Kleinberg’s line of investigation aims to add utility to these causal models by parsing out the information provided to people, ultimately helping them take better actions based on more usable, personalized information.
One problem with existing algorithms is that sometimes their theoretical basis is not applicable, because they assume you can do things like control heart rate or turn diabetes on or off like a computer switch. Such variables can be manipulated and controlled in an algorithm, but when it comes to human behavior, changing one part of a system often leads to changes in other parts of the system—because people compensate for the change in different ways.
For example, imagine bikers who wear helmets as a safety precaution. It should follow that they are safer than bikers without helmets. However, when a driver sees the biker’s helmet, the driver may then be less cautious, altering the safety dynamics in this system. The same goes for wearing seatbelts—drivers who wear seatbelts may then take more risks.
“You do one intervention, and then people change other parts of the system,” Kleinberg said. “We want to figure out which interventions change multiple parts of a system.”
Using machine learning, Kleinberg will investigate everyday decisions surrounding diet and exercise, and identify opportunities for intervention.

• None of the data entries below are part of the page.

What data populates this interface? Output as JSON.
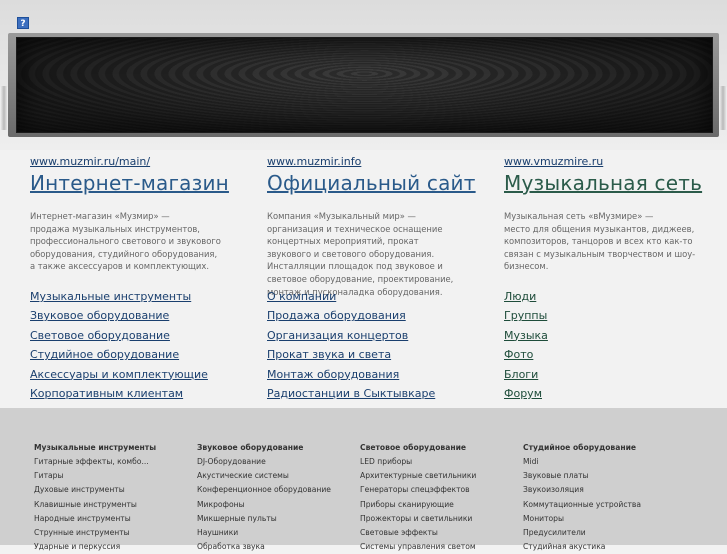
{
  "header": {
    "help_icon_glyph": "?"
  },
  "columns": [
    {
      "url": "www.muzmir.ru/main/",
      "title": "Интернет-магазин",
      "description": "Интернет-магазин «Музмир» —\nпродажа музыкальных инструментов,\nпрофессионального светового и звукового\nоборудования, студийного оборудования,\nа также аксессуаров и комплектующих.",
      "links": [
        "Музыкальные инструменты",
        "Звуковое оборудование",
        "Световое оборудование",
        "Студийное оборудование",
        "Аксессуары и комплектующие",
        "Корпоративным клиентам"
      ]
    },
    {
      "url": "www.muzmir.info",
      "title": "Официальный сайт",
      "description": "Компания «Музыкальный мир» —\nорганизация и техническое оснащение\nконцертных мероприятий, прокат\nзвукового и светового оборудования.\nИнсталляции площадок под звуковое и\nсветовое оборудование, проектирование,\nмонтаж и пусконаладка оборудования.",
      "links": [
        "О компании",
        "Продажа оборудования",
        "Организация концертов",
        "Прокат звука и света",
        "Монтаж оборудования",
        "Радиостанции в Сыктывкаре"
      ]
    },
    {
      "url": "www.vmuzmire.ru",
      "title": "Музыкальная сеть",
      "description": "Музыкальная сеть «вМузмире» —\nместо для общения музыкантов, диджеев,\nкомпозиторов, танцоров и всех кто как-то\nсвязан с музыкальным творчеством и шоу-\nбизнесом.",
      "links": [
        "Люди",
        "Группы",
        "Музыка",
        "Фото",
        "Блоги",
        "Форум"
      ]
    }
  ],
  "footer": {
    "columns": [
      {
        "heading": "Музыкальные инструменты",
        "items": [
          "Гитарные эффекты, комбо...",
          "Гитары",
          "Духовые инструменты",
          "Клавишные инструменты",
          "Народные инструменты",
          "Струнные инструменты",
          "Ударные и перкуссия"
        ]
      },
      {
        "heading": "Звуковое оборудование",
        "items": [
          "DJ-Оборудование",
          "Акустические системы",
          "Конференционное оборудование",
          "Микрофоны",
          "Микшерные пульты",
          "Наушники",
          "Обработка звука"
        ]
      },
      {
        "heading": "Световое оборудование",
        "items": [
          "LED приборы",
          "Архитектурные светильники",
          "Генераторы спецэффектов",
          "Приборы сканирующие",
          "Прожекторы и светильники",
          "Световые эффекты",
          "Системы управления светом"
        ]
      },
      {
        "heading": "Студийное оборудование",
        "items": [
          "Midi",
          "Звуковые платы",
          "Звукоизоляция",
          "Коммутационные устройства",
          "Мониторы",
          "Предусилители",
          "Студийная акустика"
        ]
      }
    ]
  }
}
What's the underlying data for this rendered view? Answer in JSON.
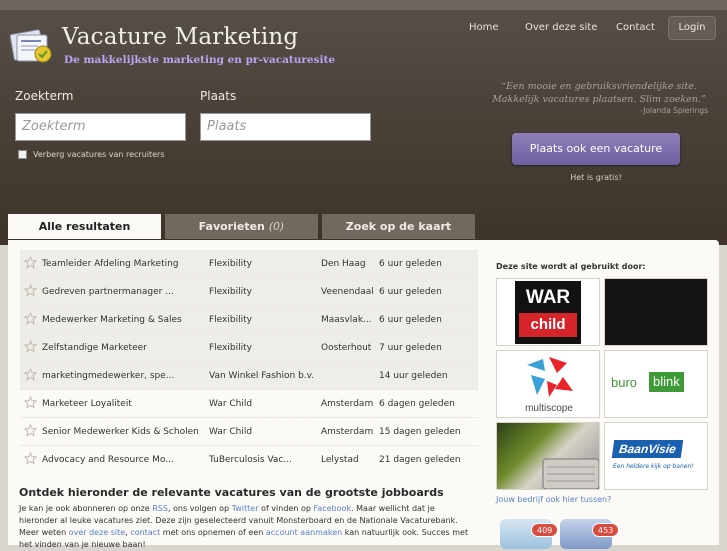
{
  "header": {
    "title": "Vacature Marketing",
    "subtitle": "De makkelijkste marketing en pr-vacaturesite",
    "nav": [
      "Home",
      "Over deze site",
      "Contact"
    ],
    "login": "Login"
  },
  "search": {
    "term_label": "Zoekterm",
    "term_placeholder": "Zoekterm",
    "place_label": "Plaats",
    "place_placeholder": "Plaats",
    "hide_recruiters": "Verberg vacatures van recruiters"
  },
  "promo": {
    "quote": "“Een mooie en gebruiksvriendelijke site. Makkelijk vacatures plaatsen. Slim zoeken.”",
    "author": "-Jolanda Spierings",
    "button": "Plaats ook een vacature",
    "free": "Het is gratis!"
  },
  "tabs": {
    "all": "Alle resultaten",
    "fav": "Favorieten",
    "fav_count": "(0)",
    "map": "Zoek op de kaart"
  },
  "jobs": [
    {
      "title": "Teamleider Afdeling Marketing",
      "company": "Flexibility",
      "city": "Den Haag",
      "when": "6 uur geleden"
    },
    {
      "title": "Gedreven partnermanager ...",
      "company": "Flexibility",
      "city": "Veenendaal",
      "when": "6 uur geleden"
    },
    {
      "title": "Medewerker Marketing & Sales",
      "company": "Flexibility",
      "city": "Maasvlak...",
      "when": "6 uur geleden"
    },
    {
      "title": "Zelfstandige Marketeer",
      "company": "Flexibility",
      "city": "Oosterhout",
      "when": "7 uur geleden"
    },
    {
      "title": "marketingmedewerker, spe...",
      "company": "Van Winkel Fashion b.v.",
      "city": "",
      "when": "14 uur geleden"
    },
    {
      "title": "Marketeer Loyaliteit",
      "company": "War Child",
      "city": "Amsterdam",
      "when": "6 dagen geleden"
    },
    {
      "title": "Senior Medewerker Kids & Scholen",
      "company": "War Child",
      "city": "Amsterdam",
      "when": "15 dagen geleden"
    },
    {
      "title": "Advocacy and Resource Mo...",
      "company": "TuBerculosis Vac...",
      "city": "Lelystad",
      "when": "21 dagen geleden"
    }
  ],
  "section": {
    "heading": "Ontdek hieronder de relevante vacatures van de grootste jobboards",
    "p1": "Je kan je ook abonneren op onze ",
    "rss": "RSS",
    "p2": ", ons volgen op ",
    "twitter": "Twitter",
    "p3": " of vinden op ",
    "facebook": "Facebook",
    "p4": ". Maar wellicht dat je hieronder al leuke vacatures ziet. Deze zijn geselecteerd vanuit Monsterboard en de Nationale Vacaturebank. Meer weten ",
    "about": "over deze site",
    "p5": ", ",
    "contact": "contact",
    "p6": " met ons opnemen of een ",
    "account": "account aanmaken",
    "p7": " kan natuurlijk ook. Succes met het vinden van je nieuwe baan!"
  },
  "sidebar": {
    "title": "Deze site wordt al gebruikt door:",
    "logos": {
      "warchild_1": "WAR",
      "warchild_2": "child",
      "multiscope": "multiscope",
      "buro": "buro",
      "blink": "blink",
      "baanvisie": "BaanVisie",
      "baanvisie_tag": "Een heldere kijk op banen!"
    },
    "caption": "Jouw bedrijf ook hier tussen?"
  },
  "social": {
    "twitter_count": "409",
    "facebook_count": "453"
  },
  "colors": {
    "accent": "#7565a8",
    "link": "#5a7fc4",
    "header_bg": "#4a4239"
  }
}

“Harnessing Patient Generated Data to Identify Causes and Effects of Nutrition during Pregnancy”
Gestational diabetes affects about nine percent of women during pregnancy, which increases the risk of developing type II diabetes later. Kleinberg, in collaboration with Andrea Deierlein, a nutritional and reproductive epidemiologist at New York University, will use wearable sensors to obtain patient-generated health data with the aim to identify what factors cause the disease, and to identify targets for early intervention. She obtained $864,220 from the National Institutes of Health for this investigation.

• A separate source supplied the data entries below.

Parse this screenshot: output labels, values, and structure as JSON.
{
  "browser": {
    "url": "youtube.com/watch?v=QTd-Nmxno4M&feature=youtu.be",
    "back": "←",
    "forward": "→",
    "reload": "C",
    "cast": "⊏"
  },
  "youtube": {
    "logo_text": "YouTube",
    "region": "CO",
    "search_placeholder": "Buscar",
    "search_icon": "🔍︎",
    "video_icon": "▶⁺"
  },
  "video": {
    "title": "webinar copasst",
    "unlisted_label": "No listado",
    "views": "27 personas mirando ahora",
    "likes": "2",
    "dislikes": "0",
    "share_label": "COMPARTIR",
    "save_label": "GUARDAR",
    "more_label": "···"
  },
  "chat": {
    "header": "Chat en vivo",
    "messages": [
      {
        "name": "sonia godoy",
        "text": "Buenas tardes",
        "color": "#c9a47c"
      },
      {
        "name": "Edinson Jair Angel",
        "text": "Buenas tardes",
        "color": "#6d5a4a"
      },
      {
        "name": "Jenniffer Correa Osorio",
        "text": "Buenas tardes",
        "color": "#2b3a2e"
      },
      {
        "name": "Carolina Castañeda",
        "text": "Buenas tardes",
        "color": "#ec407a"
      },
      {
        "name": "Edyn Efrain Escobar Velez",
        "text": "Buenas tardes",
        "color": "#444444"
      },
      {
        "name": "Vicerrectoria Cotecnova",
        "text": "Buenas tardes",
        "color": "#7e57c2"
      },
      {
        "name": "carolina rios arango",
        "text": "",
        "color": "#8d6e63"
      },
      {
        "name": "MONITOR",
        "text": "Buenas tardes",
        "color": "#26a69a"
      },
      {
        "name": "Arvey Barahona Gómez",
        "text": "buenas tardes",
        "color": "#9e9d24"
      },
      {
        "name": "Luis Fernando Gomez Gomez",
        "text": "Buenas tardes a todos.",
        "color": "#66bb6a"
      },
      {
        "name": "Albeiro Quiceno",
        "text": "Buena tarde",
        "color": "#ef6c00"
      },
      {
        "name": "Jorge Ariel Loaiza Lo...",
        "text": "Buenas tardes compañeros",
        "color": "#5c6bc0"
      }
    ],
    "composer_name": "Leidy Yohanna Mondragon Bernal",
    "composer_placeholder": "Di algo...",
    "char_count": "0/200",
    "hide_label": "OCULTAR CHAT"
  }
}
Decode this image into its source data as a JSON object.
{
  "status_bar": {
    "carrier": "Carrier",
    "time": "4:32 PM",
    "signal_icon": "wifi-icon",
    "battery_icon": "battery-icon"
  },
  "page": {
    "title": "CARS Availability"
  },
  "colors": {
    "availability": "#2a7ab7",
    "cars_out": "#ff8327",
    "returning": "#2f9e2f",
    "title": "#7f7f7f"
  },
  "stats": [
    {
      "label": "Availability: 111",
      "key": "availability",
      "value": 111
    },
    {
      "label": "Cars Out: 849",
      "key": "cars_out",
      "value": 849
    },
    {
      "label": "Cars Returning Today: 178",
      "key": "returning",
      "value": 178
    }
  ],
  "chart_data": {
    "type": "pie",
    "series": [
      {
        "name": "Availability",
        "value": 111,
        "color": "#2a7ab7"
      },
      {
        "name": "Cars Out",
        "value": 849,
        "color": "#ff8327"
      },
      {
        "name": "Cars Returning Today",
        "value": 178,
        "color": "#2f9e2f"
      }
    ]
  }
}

"Wouldn’t it be great if you could buy something like a fitbit for nutrition?” Kleinberg imagined. In a previous study, this idea became a reality. Her team computed wearable sensors that accurately tracked what people were eating and how much, without the need for users to log this data—as manual logs often are not reliable. In addition, they measured heart rate, stress, and activity level.

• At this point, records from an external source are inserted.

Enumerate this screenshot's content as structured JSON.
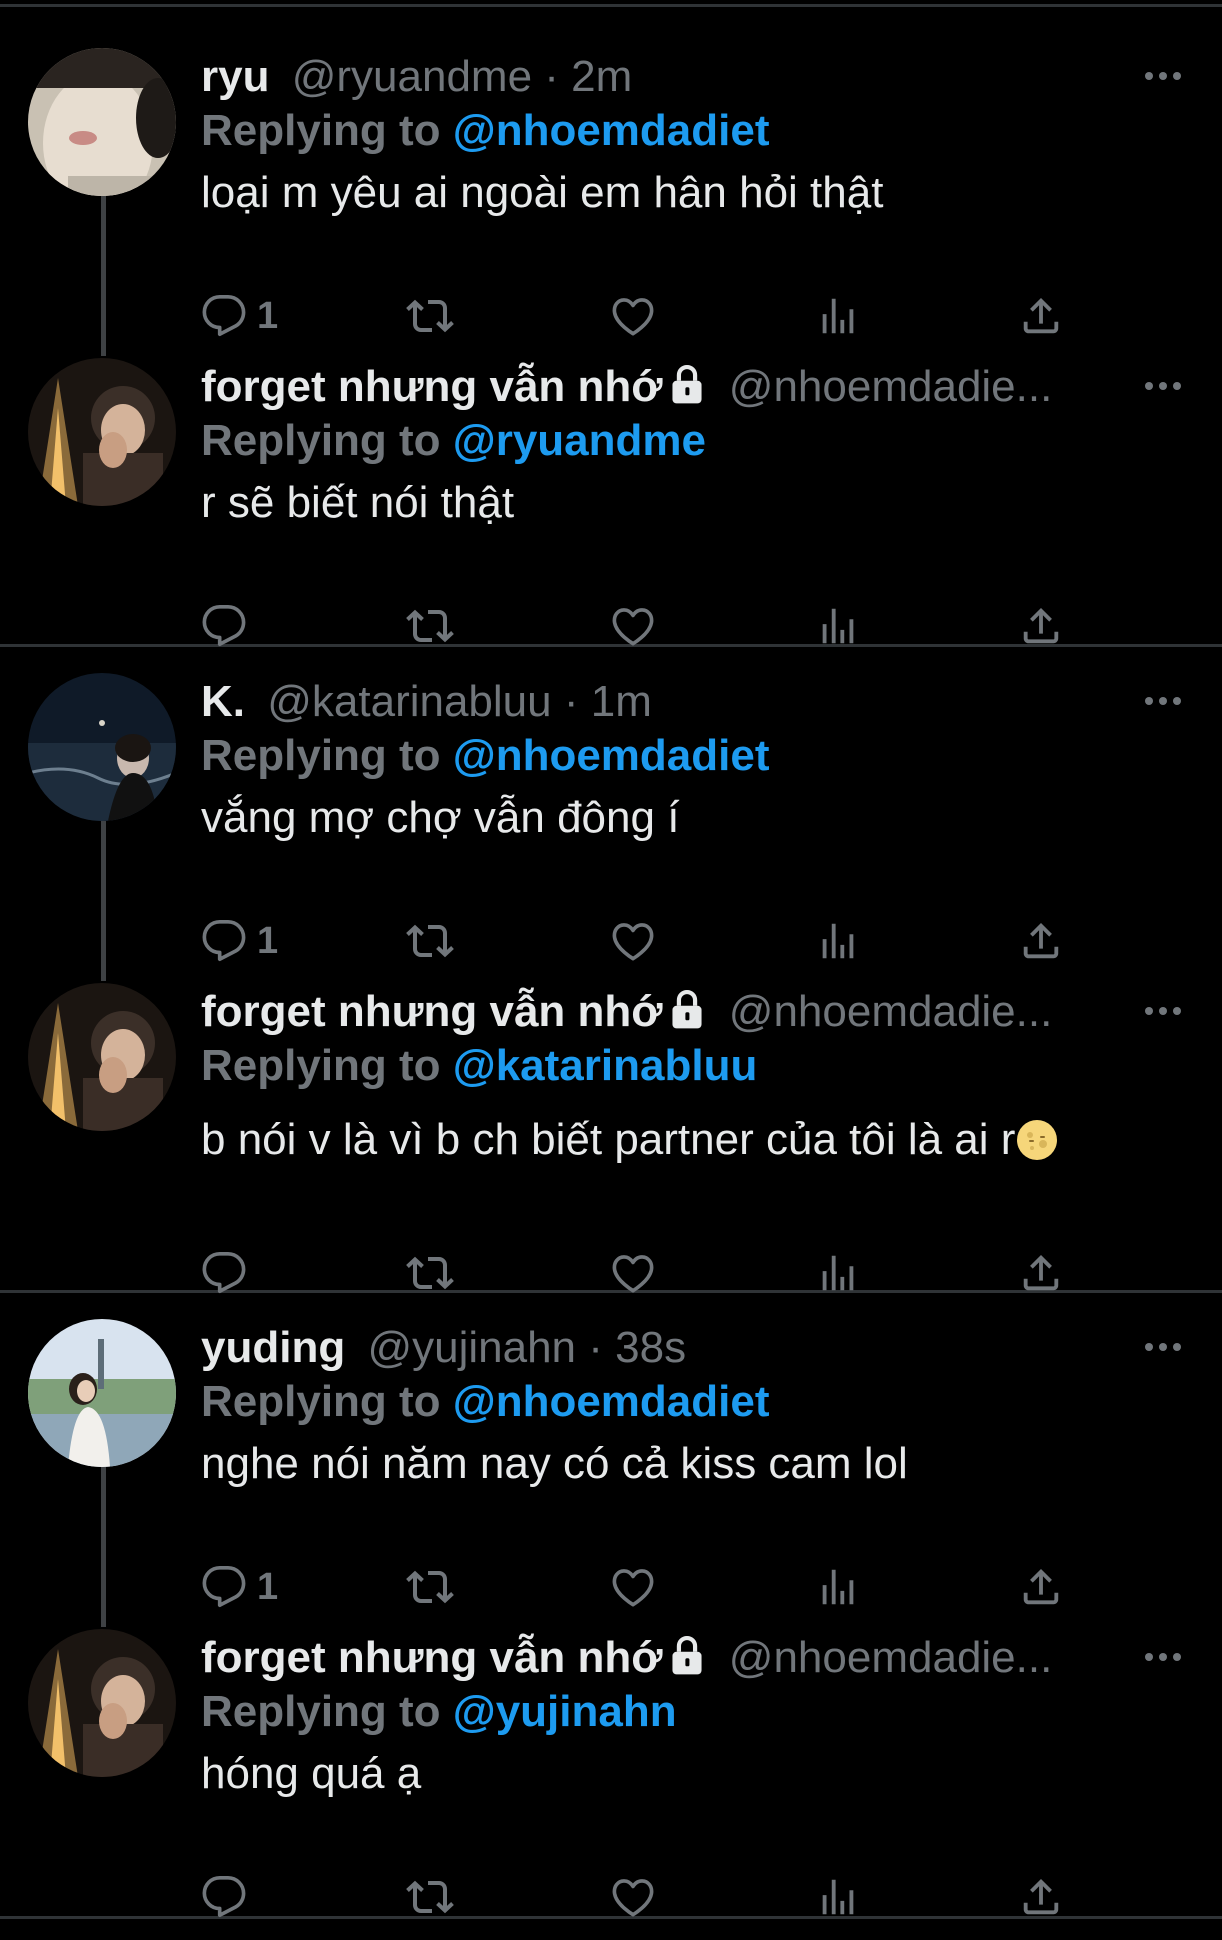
{
  "colors": {
    "background": "#000000",
    "text": "#e7e9ea",
    "muted": "#71767b",
    "link": "#1d9bf0",
    "divider": "#2f3336"
  },
  "icons": {
    "reply": "reply-icon",
    "retweet": "retweet-icon",
    "like": "heart-icon",
    "views": "views-icon",
    "share": "share-icon",
    "more": "more-icon",
    "lock": "lock-icon",
    "emoji": "moon-emoji"
  },
  "tweets": [
    {
      "name": "ryu",
      "handle": "@ryuandme",
      "sep": "·",
      "time": "2m",
      "replying_prefix": "Replying to",
      "replying_to": "@nhoemdadiet",
      "text": "loại m yêu ai ngoài em hân hỏi thật",
      "reply_count": "1"
    },
    {
      "name": "forget nhưng vẫn nhớ",
      "handle": "@nhoemdadie...",
      "replying_prefix": "Replying to",
      "replying_to": "@ryuandme",
      "text": "r sẽ biết nói thật"
    },
    {
      "name": "K.",
      "handle": "@katarinabluu",
      "sep": "·",
      "time": "1m",
      "replying_prefix": "Replying to",
      "replying_to": "@nhoemdadiet",
      "text": "vắng mợ chợ vẫn đông í",
      "reply_count": "1"
    },
    {
      "name": "forget nhưng vẫn nhớ",
      "handle": "@nhoemdadie...",
      "replying_prefix": "Replying to",
      "replying_to": "@katarinabluu",
      "text": "b nói v là vì b ch biết partner của tôi là ai r"
    },
    {
      "name": "yuding",
      "handle": "@yujinahn",
      "sep": "·",
      "time": "38s",
      "replying_prefix": "Replying to",
      "replying_to": "@nhoemdadiet",
      "text": "nghe nói năm nay có cả kiss cam lol",
      "reply_count": "1"
    },
    {
      "name": "forget nhưng vẫn nhớ",
      "handle": "@nhoemdadie...",
      "replying_prefix": "Replying to",
      "replying_to": "@yujinahn",
      "text": "hóng quá ạ"
    }
  ]
}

Next, Kleinberg will utilize these monitoring devices to obtain similar nutritional data during the well-defined period of a pregnancy. Her team has already validated their methods, and this study will build upon that research by gathering data in a population of 150 women over four weeks during two distinct stages of pregnancy.
“Gestational diabetes presents a perfect test case, because a nine-month pregnancy [lends itself to a] defined study period,” she said. “This is also a good place to intervene, because people are willing to change their diets during pregnancy.”
With this new data, Kleinberg will evaluate why people’s diets are changing, and what factors cause gestational diabetes. She hopes that these findings will help to guide decision-making during pregnancy.
Better Doctor–Patient Relationships, Better Decisions, Better Health Outcomes
With these three inquiries, Kleinberg hopes to better understand a patient’s model of a disease and its treatment, and their ensuing actions. This could open new doors to effective education and intervention, ultimately leading patients to place trust in their doctor’s care and make better decisions about their health.
In addition to these investigations, Kleinberg has three papers and an edited book volume being published this fall.